Reputation: 646
Background :
I'm just a beginner in MYSQL. And trying to do transaction operations in MYSQL.
Query:
I am trying to alter table in mysql, I am just changing data type of a column. To do this operation, using a tansaction. What is the good way to rollback a transaction on error ?

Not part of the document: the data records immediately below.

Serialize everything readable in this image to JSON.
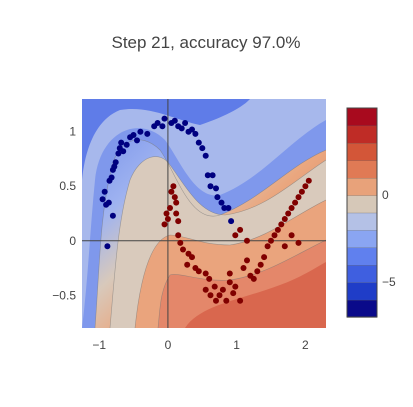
{
  "chart_data": {
    "type": "scatter",
    "title": "Step 21, accuracy 97.0%",
    "xlabel": "",
    "ylabel": "",
    "xlim": [
      -1.25,
      2.3
    ],
    "ylim": [
      -0.8,
      1.3
    ],
    "x_ticks": [
      -1,
      0,
      1,
      2
    ],
    "x_tick_labels": [
      "−1",
      "0",
      "1",
      "2"
    ],
    "y_ticks": [
      -0.5,
      0,
      0.5,
      1
    ],
    "y_tick_labels": [
      "−0.5",
      "0",
      "0.5",
      "1"
    ],
    "grid": false,
    "zero_lines": true,
    "background": "decision function contour (filled)",
    "colorbar": {
      "colorscale": [
        "#0a0a8a",
        "#1f3dc8",
        "#3f5fe0",
        "#6080ee",
        "#8aa5f2",
        "#b4c1e6",
        "#d6c8b8",
        "#e8a27a",
        "#e07a55",
        "#d35638",
        "#bf2c26",
        "#a80a1e"
      ],
      "range": [
        -7,
        5
      ],
      "tick_values": [
        0,
        -5
      ],
      "tick_labels": [
        "0",
        "−5"
      ]
    },
    "series": [
      {
        "color": "#000080",
        "points": [
          [
            -0.95,
            0.38
          ],
          [
            -0.92,
            0.45
          ],
          [
            -0.9,
            0.33
          ],
          [
            -0.88,
            -0.05
          ],
          [
            -0.86,
            0.35
          ],
          [
            -0.85,
            0.55
          ],
          [
            -0.82,
            0.58
          ],
          [
            -0.8,
            0.65
          ],
          [
            -0.8,
            0.23
          ],
          [
            -0.78,
            0.68
          ],
          [
            -0.76,
            0.72
          ],
          [
            -0.72,
            0.8
          ],
          [
            -0.7,
            0.85
          ],
          [
            -0.68,
            0.9
          ],
          [
            -0.65,
            0.82
          ],
          [
            -0.6,
            0.88
          ],
          [
            -0.55,
            0.95
          ],
          [
            -0.5,
            0.97
          ],
          [
            -0.45,
            0.92
          ],
          [
            -0.4,
            1.0
          ],
          [
            -0.3,
            0.98
          ],
          [
            -0.2,
            1.05
          ],
          [
            -0.15,
            1.08
          ],
          [
            -0.05,
            1.12
          ],
          [
            0.1,
            1.1
          ],
          [
            0.15,
            1.05
          ],
          [
            0.2,
            1.03
          ],
          [
            0.25,
            1.08
          ],
          [
            0.3,
            1.0
          ],
          [
            0.35,
            1.02
          ],
          [
            0.4,
            0.98
          ],
          [
            0.45,
            0.9
          ],
          [
            0.5,
            0.85
          ],
          [
            0.55,
            0.78
          ],
          [
            0.58,
            0.6
          ],
          [
            0.62,
            0.5
          ],
          [
            0.65,
            0.6
          ],
          [
            0.7,
            0.48
          ],
          [
            0.72,
            0.4
          ],
          [
            0.78,
            0.35
          ],
          [
            0.82,
            0.3
          ],
          [
            0.88,
            0.3
          ],
          [
            0.92,
            0.18
          ],
          [
            -0.08,
            1.05
          ],
          [
            0.05,
            1.08
          ]
        ]
      },
      {
        "color": "#800000",
        "points": [
          [
            -0.05,
            0.15
          ],
          [
            -0.02,
            0.25
          ],
          [
            0.0,
            0.2
          ],
          [
            0.03,
            0.3
          ],
          [
            0.05,
            0.45
          ],
          [
            0.08,
            0.5
          ],
          [
            0.1,
            0.4
          ],
          [
            0.12,
            0.35
          ],
          [
            0.12,
            0.25
          ],
          [
            0.15,
            0.18
          ],
          [
            0.15,
            0.05
          ],
          [
            0.18,
            -0.02
          ],
          [
            0.22,
            -0.08
          ],
          [
            0.28,
            -0.22
          ],
          [
            0.3,
            -0.12
          ],
          [
            0.35,
            -0.15
          ],
          [
            0.4,
            -0.25
          ],
          [
            0.45,
            -0.28
          ],
          [
            0.55,
            -0.3
          ],
          [
            0.55,
            -0.45
          ],
          [
            0.62,
            -0.5
          ],
          [
            0.68,
            -0.42
          ],
          [
            0.75,
            -0.5
          ],
          [
            0.8,
            -0.45
          ],
          [
            0.85,
            -0.55
          ],
          [
            0.9,
            -0.38
          ],
          [
            0.95,
            -0.48
          ],
          [
            0.98,
            -0.42
          ],
          [
            1.05,
            -0.55
          ],
          [
            1.1,
            -0.25
          ],
          [
            1.15,
            -0.18
          ],
          [
            1.2,
            -0.32
          ],
          [
            1.25,
            -0.35
          ],
          [
            1.3,
            -0.28
          ],
          [
            1.35,
            -0.22
          ],
          [
            1.4,
            -0.15
          ],
          [
            1.45,
            -0.05
          ],
          [
            1.5,
            0.0
          ],
          [
            1.55,
            0.05
          ],
          [
            1.6,
            0.1
          ],
          [
            1.65,
            0.15
          ],
          [
            1.7,
            0.2
          ],
          [
            1.75,
            0.25
          ],
          [
            1.8,
            0.3
          ],
          [
            1.85,
            0.35
          ],
          [
            1.9,
            0.4
          ],
          [
            1.95,
            0.45
          ],
          [
            2.0,
            0.5
          ],
          [
            2.05,
            0.55
          ],
          [
            1.7,
            -0.05
          ],
          [
            1.8,
            0.05
          ],
          [
            1.9,
            -0.02
          ],
          [
            0.98,
            0.05
          ],
          [
            1.05,
            0.1
          ],
          [
            1.15,
            0.0
          ],
          [
            0.9,
            -0.3
          ],
          [
            0.7,
            -0.55
          ],
          [
            0.6,
            -0.35
          ]
        ]
      }
    ]
  }
}
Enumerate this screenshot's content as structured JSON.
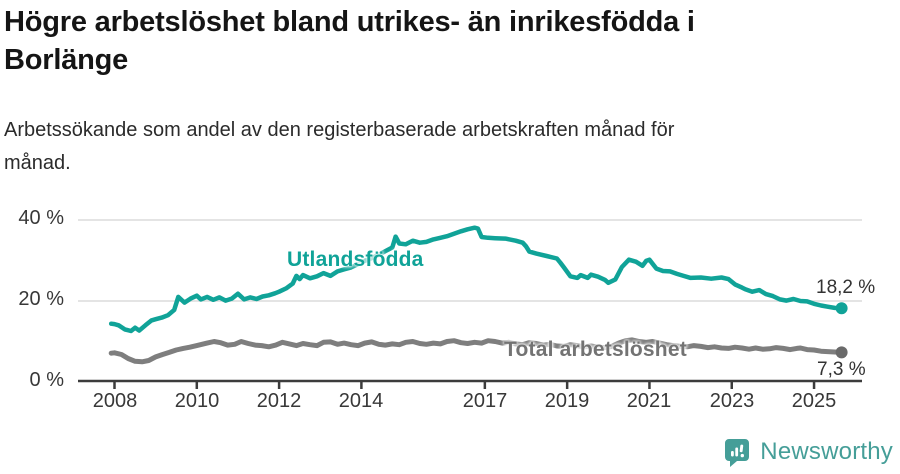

SQL Sever Example to Handle The Exception:
USE XYDB
BEGIN TRY
BEGIN TRANSACTION;
ALTER TABLE <table> ALTER COLUMN <column> MEDIUMTEXT;
COMMIT TRANSACTION;
END TRY
BEGIN CATCH
IF @@TRANCOUNT > 0
ROLLBACK TRANSACTION;
SELECT
ERROR_NUMBER() AS ErrorNumber
,ERROR_SEVERITY() AS ErrorSeverity
,ERROR_STATE() AS ErrorState
,ERROR_PROCEDURE() AS ErrorProcedure
,ERROR_LINE() AS ErrorLine
,ERROR_MESSAGE() AS ErrorMessage;
END CATCH;
GO
Upvotes: 0
Views: 1457
Reputation: 8704
The previous commenters answered you about whats wrong with your posted code. About the exception handling procedure itself: here is the example of rollback code block with ability to log the error to some other table without loosing the exception details in MySQL and throwing the error again after logging it.
# CREATE PROCEDURE AND OTHER DECLARE STATEMENTS HERE
# ....
DECLARE EXIT HANDLER FOR SQLEXCEPTION
BEGIN
GET DIAGNOSTICS CONDITION 1 @sqlstate = RETURNED_SQLSTATE, @errno = MYSQL_ERRNO, @text = MESSAGE_TEXT;
ROLLBACK;
SET @full_error = CONCAT('ERR:', @errno, '(', @sqlstate, '):', @text);
CALL sp_logaction(@full_error); # Some logging procedure
RESIGNAL;
END;
# PROCEDURE BODY WITH START TRANSACTION & COMMIT HERE
# .....
Upvotes: 0
Reputation: 489
Alter Table is a DDL command, you can use same in MySQL as below:
ALTER TABLE <table> CHANGE COLUMN <column> Parchar(100);
The above query is auto commit , you can never rollback the same.
If you want to rollback ,again run alter table command with desired data type of column.
Upvotes: 1
Reputation: 7590
It is not possible to use DDL (create/alter table) statements in a transaction in MySQL.
These statements have their own "transaction" (separate for each statement), which is committed automatically.
If you run an ALTER TABLE ...
in a transaction, the transaction will be committed before the alter.
If it is only one statement, there is no need to do anything, it will either fail (and the table will remain unchanged), or succeed (and the table will be altered correctly).
If you need to do multiple ALTER ..
's, there is no way to group them into 1 transaction.